Major Reorganization at Marquette General Hospital

Over the coming weeks, Marquette General Hospital will tighten the financial belt to include departmental cost savings plans, a wage freeze, and a 10 day per year management furlough plan. Additionally, the re-structuring will eliminate 21 staff positions, mostly in management areas. Further staff reduction through attrition is expected to assist with tighter control of filling vacated positions.

Hospital officials say several factors are responsible for the restructuring of MGH services, including the nationwide economic recession, patients seeking care in Wisconsin, increasing outpatient usage trend, and national health reform reimbursement decline.

“We are licensed for 315 inpatient beds,” explained MGH Chief Financial Officer Jerry Worden. “Outpatient medicine, most notably in the surgical areas, has made tremendous advances in recent years and Marquette General’s organizational structure must conform to that reality. Our inpatient census has dropped considerably, making it necessary for us to reconfigure from a 315-bed inpatient facility.”

Worden also explained that although outpatient procedures at MGH are increasing at a steady pace, outpatient revenue increases are not completely back-filling the revenue losses due to inpatient market decline. That revenue gap requires MGH to save about $4.5 million in expenses this fiscal year, which runs through June 30, 2012.

“We started this process during the past fiscal year by offering a voluntary early-retirement plan that roughly 50 employees accepted,” said Worden. “In addition, we made a major change from a defined benefit pension plan to an employee investment participation (401K) program. Nonetheless, we find we must restructure and adapt to the realities of a changing medical care delivery environment, and that process will involve some painful decisions.”

“These are our initial restructuring steps,” Worden said. “We expect to save about $4.5 million. We may increase the intensity of the savings initiative based on how the remainder of our fiscal year plays out in terms of patient volume and revenue.”

Worden said the community can play a role in the outcome of MGH fiscal year restructuring. He pointed out that shrinking volume and favorable payment reimbursement to Wisconsin providers has made those providers extremely aggressive in targeting Upper Peninsula patients. Combating the outpatient campaign being waged by out-of-state providers is especially important in what is already a soft market due to the economic recession.

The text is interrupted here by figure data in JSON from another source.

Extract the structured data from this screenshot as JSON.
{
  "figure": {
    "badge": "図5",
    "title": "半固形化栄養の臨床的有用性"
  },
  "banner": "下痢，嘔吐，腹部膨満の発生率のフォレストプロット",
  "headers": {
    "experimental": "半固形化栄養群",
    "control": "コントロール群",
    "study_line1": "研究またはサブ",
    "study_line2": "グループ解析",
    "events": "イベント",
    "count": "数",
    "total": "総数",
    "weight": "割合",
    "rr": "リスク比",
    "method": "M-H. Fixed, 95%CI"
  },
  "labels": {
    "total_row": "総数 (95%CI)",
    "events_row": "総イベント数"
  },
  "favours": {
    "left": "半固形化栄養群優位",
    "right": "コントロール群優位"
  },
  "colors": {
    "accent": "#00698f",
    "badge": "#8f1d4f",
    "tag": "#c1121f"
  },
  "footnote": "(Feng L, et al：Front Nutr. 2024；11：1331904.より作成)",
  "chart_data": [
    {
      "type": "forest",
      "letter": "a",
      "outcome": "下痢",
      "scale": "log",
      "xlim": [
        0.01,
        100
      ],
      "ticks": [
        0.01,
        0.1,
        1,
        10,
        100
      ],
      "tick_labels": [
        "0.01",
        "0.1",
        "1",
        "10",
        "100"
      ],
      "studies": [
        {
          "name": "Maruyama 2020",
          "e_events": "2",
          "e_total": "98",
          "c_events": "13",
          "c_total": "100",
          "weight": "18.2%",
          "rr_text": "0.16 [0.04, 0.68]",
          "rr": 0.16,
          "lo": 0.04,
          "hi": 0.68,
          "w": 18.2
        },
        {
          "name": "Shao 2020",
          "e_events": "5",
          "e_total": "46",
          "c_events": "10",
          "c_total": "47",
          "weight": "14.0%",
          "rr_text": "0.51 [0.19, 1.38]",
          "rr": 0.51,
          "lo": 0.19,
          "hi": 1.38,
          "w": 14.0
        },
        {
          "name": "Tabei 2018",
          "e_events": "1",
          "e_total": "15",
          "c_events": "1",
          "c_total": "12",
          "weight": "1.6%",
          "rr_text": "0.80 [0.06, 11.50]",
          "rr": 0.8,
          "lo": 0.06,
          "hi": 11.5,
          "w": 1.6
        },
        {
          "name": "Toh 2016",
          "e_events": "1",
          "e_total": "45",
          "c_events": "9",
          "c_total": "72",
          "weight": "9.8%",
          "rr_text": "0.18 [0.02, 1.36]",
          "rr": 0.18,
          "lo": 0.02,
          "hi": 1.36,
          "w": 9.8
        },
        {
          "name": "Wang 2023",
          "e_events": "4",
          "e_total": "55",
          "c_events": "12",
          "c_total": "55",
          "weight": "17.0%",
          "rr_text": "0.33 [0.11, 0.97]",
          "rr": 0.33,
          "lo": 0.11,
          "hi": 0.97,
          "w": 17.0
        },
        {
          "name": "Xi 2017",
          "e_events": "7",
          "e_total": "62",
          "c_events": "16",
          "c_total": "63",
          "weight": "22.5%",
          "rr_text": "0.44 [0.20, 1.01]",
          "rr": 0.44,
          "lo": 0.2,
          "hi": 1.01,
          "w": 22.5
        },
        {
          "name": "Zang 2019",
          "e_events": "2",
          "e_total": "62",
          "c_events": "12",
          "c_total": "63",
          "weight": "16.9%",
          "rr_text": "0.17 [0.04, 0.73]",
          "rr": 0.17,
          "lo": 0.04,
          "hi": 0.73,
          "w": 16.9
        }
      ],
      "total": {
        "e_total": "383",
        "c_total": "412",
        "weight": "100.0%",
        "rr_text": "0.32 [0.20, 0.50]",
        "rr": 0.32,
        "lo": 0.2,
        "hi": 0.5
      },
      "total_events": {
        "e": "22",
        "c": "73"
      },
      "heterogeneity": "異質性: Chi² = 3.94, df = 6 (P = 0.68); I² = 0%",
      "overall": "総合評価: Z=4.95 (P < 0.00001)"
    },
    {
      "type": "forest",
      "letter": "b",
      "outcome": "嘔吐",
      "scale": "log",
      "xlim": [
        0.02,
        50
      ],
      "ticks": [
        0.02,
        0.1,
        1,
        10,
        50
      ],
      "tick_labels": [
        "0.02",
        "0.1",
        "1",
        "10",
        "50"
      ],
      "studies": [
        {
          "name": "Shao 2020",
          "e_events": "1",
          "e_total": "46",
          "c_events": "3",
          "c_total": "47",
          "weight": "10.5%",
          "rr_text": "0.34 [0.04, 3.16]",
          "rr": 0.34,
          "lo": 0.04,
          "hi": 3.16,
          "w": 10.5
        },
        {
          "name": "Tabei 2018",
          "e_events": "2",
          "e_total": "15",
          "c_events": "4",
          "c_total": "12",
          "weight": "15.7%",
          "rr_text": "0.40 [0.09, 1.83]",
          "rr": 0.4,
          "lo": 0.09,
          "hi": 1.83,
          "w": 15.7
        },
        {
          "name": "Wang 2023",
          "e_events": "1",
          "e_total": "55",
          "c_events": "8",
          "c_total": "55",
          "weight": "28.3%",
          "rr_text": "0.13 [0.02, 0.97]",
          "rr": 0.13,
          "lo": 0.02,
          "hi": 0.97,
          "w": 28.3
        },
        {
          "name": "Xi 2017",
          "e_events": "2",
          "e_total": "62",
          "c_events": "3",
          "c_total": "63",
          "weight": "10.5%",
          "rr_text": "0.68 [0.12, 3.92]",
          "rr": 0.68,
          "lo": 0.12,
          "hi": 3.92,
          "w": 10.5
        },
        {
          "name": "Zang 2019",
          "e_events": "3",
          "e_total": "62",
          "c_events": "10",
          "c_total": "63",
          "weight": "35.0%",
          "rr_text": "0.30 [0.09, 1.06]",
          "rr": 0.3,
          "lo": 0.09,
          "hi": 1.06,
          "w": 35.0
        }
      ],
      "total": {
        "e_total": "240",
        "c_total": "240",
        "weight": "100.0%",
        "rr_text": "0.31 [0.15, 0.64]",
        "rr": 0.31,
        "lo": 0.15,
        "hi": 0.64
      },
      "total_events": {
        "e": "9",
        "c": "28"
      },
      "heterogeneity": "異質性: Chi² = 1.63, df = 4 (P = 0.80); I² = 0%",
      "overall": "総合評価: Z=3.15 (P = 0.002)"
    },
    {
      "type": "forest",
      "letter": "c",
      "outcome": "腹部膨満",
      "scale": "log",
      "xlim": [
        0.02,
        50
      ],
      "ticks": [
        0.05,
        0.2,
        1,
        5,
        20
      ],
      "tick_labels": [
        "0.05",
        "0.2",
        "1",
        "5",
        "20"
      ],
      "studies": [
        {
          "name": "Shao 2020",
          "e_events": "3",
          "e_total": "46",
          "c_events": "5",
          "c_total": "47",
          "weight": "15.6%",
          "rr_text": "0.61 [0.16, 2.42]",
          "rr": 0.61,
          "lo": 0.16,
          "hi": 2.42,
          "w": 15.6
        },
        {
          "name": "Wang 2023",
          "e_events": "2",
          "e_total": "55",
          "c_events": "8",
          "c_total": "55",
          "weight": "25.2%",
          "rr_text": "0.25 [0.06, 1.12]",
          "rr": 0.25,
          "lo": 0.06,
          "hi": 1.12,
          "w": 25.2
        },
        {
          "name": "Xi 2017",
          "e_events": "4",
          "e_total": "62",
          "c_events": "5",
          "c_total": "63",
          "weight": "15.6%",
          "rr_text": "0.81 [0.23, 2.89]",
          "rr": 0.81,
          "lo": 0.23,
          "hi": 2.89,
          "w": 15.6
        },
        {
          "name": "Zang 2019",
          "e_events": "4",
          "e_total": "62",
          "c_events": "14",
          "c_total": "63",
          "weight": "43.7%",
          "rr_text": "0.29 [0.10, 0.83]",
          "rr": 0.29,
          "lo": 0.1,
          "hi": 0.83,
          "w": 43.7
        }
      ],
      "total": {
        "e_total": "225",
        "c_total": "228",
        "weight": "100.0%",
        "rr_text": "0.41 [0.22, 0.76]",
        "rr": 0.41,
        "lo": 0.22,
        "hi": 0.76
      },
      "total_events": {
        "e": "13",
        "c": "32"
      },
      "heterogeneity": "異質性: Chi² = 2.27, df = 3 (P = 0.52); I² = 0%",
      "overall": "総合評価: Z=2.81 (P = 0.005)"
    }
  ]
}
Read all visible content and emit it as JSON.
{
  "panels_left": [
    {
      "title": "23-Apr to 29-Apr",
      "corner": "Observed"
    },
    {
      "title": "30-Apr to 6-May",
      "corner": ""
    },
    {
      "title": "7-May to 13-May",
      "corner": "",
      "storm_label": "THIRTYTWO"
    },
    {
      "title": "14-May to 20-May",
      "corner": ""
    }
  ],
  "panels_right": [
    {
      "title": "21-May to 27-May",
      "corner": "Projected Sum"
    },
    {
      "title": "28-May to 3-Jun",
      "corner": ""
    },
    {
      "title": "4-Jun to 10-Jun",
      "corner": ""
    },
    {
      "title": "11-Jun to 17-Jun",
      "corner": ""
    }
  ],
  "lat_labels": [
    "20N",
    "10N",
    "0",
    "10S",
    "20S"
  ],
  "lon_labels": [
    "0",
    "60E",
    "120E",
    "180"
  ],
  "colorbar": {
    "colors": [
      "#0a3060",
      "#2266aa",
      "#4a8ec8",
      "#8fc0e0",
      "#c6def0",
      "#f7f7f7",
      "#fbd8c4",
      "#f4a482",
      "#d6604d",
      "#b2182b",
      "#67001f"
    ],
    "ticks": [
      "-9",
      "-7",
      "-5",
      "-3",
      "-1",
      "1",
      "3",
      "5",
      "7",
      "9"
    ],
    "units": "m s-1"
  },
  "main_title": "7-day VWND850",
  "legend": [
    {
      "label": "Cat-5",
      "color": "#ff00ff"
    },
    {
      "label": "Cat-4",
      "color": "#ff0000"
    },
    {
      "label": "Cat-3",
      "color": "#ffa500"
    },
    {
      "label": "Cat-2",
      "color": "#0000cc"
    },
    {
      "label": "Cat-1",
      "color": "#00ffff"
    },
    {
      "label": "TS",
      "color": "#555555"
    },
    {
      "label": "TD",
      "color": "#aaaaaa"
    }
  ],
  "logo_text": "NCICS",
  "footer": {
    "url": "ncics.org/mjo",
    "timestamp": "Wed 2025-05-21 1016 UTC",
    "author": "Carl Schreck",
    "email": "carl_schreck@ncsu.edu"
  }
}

MGH President and CEO A. Gary Muller said, “We must restructure to best meet the needs of our patients in a new world that emphasizes outpatient medicine. We are doing so while maintaining the highest standards of inpatient treatment. However, what the people of the U.P. have to come to recognize is that when they travel out of state for health care, they are not just taking MGH market share with them, but also their neighbor’s job. In addition, out-migration drives up health care insurance premiums for both employers and their employees.”

According to Muller, “Along with several other U.P. hospitals, we are working on the Superior Health Partners model of health care delivery, which boils down to quality, access and cost. We have also initiated a sweeping customer service campaign, which we believe will reinforce to U.P. residents that Marquette General is their regional medical center.”

Marquette General plans to provide the community with periodic updates as to the progress and effectiveness of its fiscal restructuring plan, Muller said.